FH: Mas se na ficção ou no documentário, se um tem mais liberdade que o outro, na maior parte dos documentários que a gente vê é aquele formato tradicional.

DT: Porque acredito que se o documentário tem o caráter de “documento”, de registrar certas coisas, talvez o som acaba sendo mais restrito porque o som ele… Porque o mais legal do som é quando ele pode fazer parte da manipulação do cinema, na realidade, da narrativa. E quando é algo mais purista, ou um filme mais realista. São filmes com muito trabalho, nós trabalhamos muito nesses filmes, se trabalha muito para um filme ficar realista só e bonito. Mas ele não tem essa liberdade ou esse desejo da manipulação. No filme do Daniel Ribeiro, o “Hoje eu Quero Voltar Sozinho” (2014) que a gente fez o som agora, na primeira reunião com ele ele disse: “é, não tem som esse filme, não tem edição de som”. Brincando claro, mas querendo dizer que também tem filme que pede mais e tem filme que pede menos. Que o som não podia chamar muita atenção, tem que ajudar o filme. A ambientação, os ruídos, a edição de som. Tudo tem que soar bonito, tem que soar bem. Mas não estava ali, estava muito mais na música que ele usava, estava muito na ambientação da escola. Não existia tensão entre som e imagem. Não existia busca de linguagem diferente nessa relação entre som e imagem ou só de uma sonoridade específica. Mas acho mérito o diretor saber o que ele quer e entender. Mas é isso, quando o filme é mais realista (no caso de um cinema clássico narrativo) tem muito trabalho mas é algo que a gente sabe que não é para aparecer tanto, não é para ter tensão, desconforto.

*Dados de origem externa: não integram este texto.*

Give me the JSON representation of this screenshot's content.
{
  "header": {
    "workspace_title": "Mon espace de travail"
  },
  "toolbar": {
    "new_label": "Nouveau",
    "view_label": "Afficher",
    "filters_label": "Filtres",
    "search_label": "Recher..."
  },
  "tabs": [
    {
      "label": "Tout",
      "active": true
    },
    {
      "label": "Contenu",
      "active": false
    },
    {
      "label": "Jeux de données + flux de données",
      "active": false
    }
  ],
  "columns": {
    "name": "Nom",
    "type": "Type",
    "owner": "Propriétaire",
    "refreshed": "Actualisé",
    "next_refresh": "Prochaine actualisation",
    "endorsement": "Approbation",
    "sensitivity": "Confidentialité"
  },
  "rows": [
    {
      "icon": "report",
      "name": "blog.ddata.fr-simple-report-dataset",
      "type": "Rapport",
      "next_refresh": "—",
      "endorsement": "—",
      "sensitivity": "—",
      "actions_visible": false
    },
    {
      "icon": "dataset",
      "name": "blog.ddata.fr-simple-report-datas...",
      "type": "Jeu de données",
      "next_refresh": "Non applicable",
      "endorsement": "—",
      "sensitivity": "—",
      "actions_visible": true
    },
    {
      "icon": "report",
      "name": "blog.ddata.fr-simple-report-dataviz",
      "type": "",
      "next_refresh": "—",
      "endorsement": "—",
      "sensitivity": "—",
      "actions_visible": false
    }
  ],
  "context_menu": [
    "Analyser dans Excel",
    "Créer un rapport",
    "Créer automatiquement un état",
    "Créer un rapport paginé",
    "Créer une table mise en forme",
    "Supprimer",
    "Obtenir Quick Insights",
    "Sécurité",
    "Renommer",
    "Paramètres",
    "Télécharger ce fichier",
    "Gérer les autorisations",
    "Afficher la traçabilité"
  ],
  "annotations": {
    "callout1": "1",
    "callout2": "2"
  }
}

GF: Vocês acham que o trabalho que vocês vem realizando em todos esses filmes, é um trabalho criativo? Existe criação e experimentação? Processos criativos e a descoberta de novos fazeres?

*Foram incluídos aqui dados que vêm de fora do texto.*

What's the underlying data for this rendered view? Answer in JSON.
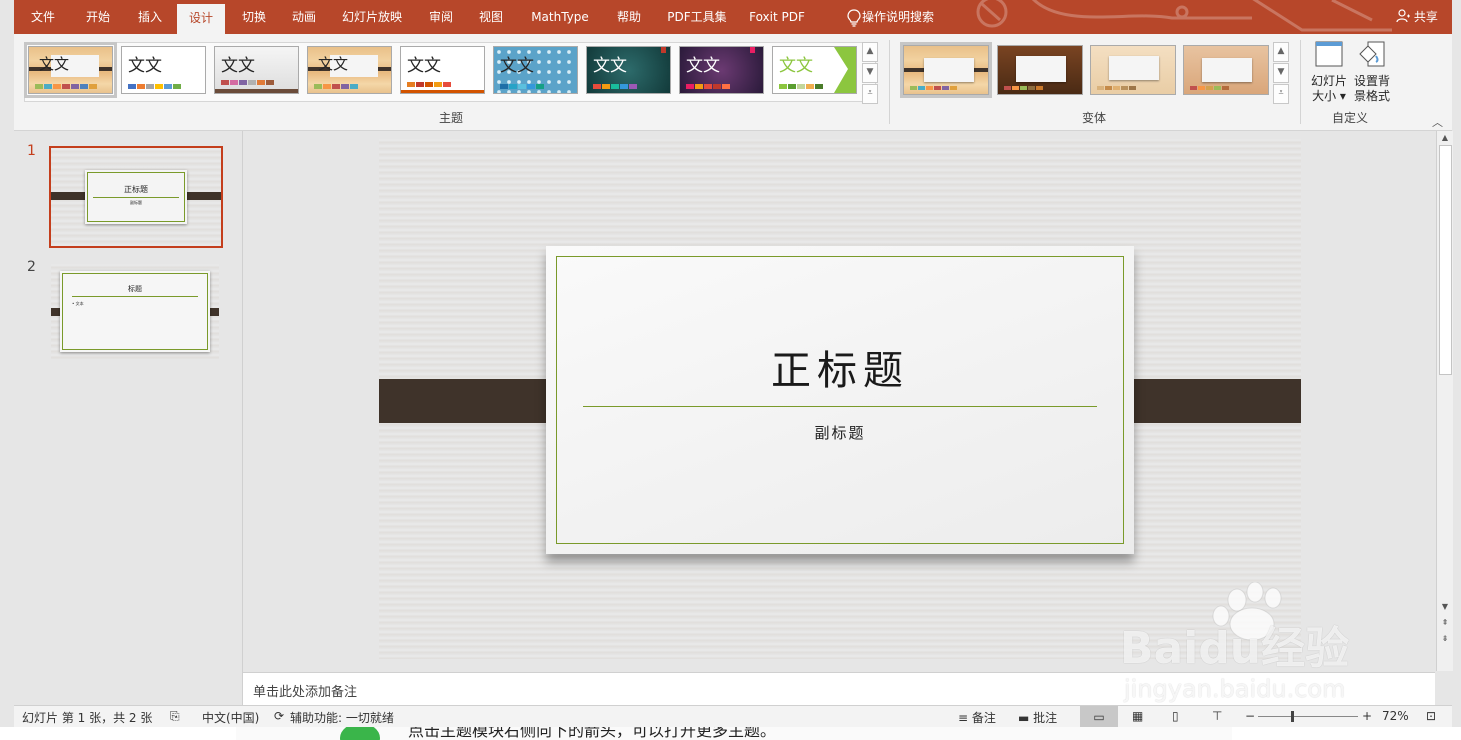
{
  "tabs": [
    "文件",
    "开始",
    "插入",
    "设计",
    "切换",
    "动画",
    "幻灯片放映",
    "审阅",
    "视图",
    "MathType",
    "帮助",
    "PDF工具集",
    "Foxit PDF"
  ],
  "active_tab": "设计",
  "tell_me": "操作说明搜索",
  "share": "共享",
  "ribbon": {
    "themes_label": "主题",
    "variants_label": "变体",
    "customize_label": "自定义",
    "theme_sample_text": "文文",
    "slide_size_label_1": "幻灯片",
    "slide_size_label_2": "大小",
    "format_bg_label_1": "设置背",
    "format_bg_label_2": "景格式"
  },
  "slides": [
    {
      "number": "1",
      "title": "正标题",
      "subtitle": "副标题"
    },
    {
      "number": "2",
      "title": "标题",
      "subtitle": "• 文本"
    }
  ],
  "slide": {
    "title": "正标题",
    "subtitle": "副标题"
  },
  "notes_placeholder": "单击此处添加备注",
  "status": {
    "slide_info": "幻灯片 第 1 张，共 2 张",
    "language": "中文(中国)",
    "accessibility": "辅助功能: 一切就绪",
    "notes": "备注",
    "comments": "批注",
    "zoom_minus": "−",
    "zoom_plus": "+",
    "zoom": "72%"
  },
  "watermark": {
    "brand": "Baidu经验",
    "url": "jingyan.baidu.com"
  },
  "below_text": "点击主题模块右侧向下的箭头，可以打开更多主题。",
  "colors": {
    "accent": "#b7472a",
    "slide_frame_green": "#7a9a2a",
    "strap": "#3f332a"
  }
}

FH: Super criativo, o som pode ir além. Nós temos que lidar com a vontade de ir além com a demanda de um filme. Acho que no dia-a-dia nós estamos na luta por colocar coisas mais legais e também entender qual é a demanda do filme. Eu chutaria meio a meio, meio criativo meio técnico.

DT: Acho que os dois sempre vão estar juntos, depende muito do filme, se o filme pede mais ou menos. Se mais realista, mais técnico, um filme de terror é muito mais criativo por definição do gênero mesmo. Mas acho que a nossa luta é um pouco isso, é um pouco, ter espaço para que o criativo seja mais valorizado. Uma coisa que eu sinto muito de não conseguir fazer mais é pesquisa. A gente não tem mais tempo de tirar uma semana buscando referencia para propor… O que os outros cabeças de equipe fazem em um filme, a arte vai propor uma paleta de cores, a foto vai propor uma referencia de cena, de iluminação, de contraste. Um pouco por desconhecimento do diretor e do produtor de achar que o som é uma área muito técnica, que não vai conseguir discutir isso. Tem até uma coisa que é muito ruim para a gente que as pessoas se acham meio incapazes de discutir o som porque acham muito técnico. Justamente por não ver que na verdade se a pessoa nos dizer que tal cena passa uma sensação x ou y, isso já é um elemento que o som pode traduzir. Discutir a narrativa e o audiovisual como um todo. Se ele percebe um contraste para a fotografia, isso pode servir para o som também. Ele não precisa saber o que é esse contraste na fotografia, as nuances do contraste, entre as cores. Isso quem sabe é o fotografo. A gente também vai ter esse suporte técnico mas a parte criativa não deixa de existir nunca. Acho que falta um pouco esse reconhecimento no mercado. A gente internamente dentro do estúdio com nossos assistentes, com o mixador, técnico de som e com o diretor mais presente, estamos todo tempo em contato com esse lado mais criativo, nossas conversas passam por isso. Mas se não tem esse interesse do diretor, se não tem esse outro lado, na interface pode parecer um trabalho puramente técnico, na interface com o resto da equipe, do filme.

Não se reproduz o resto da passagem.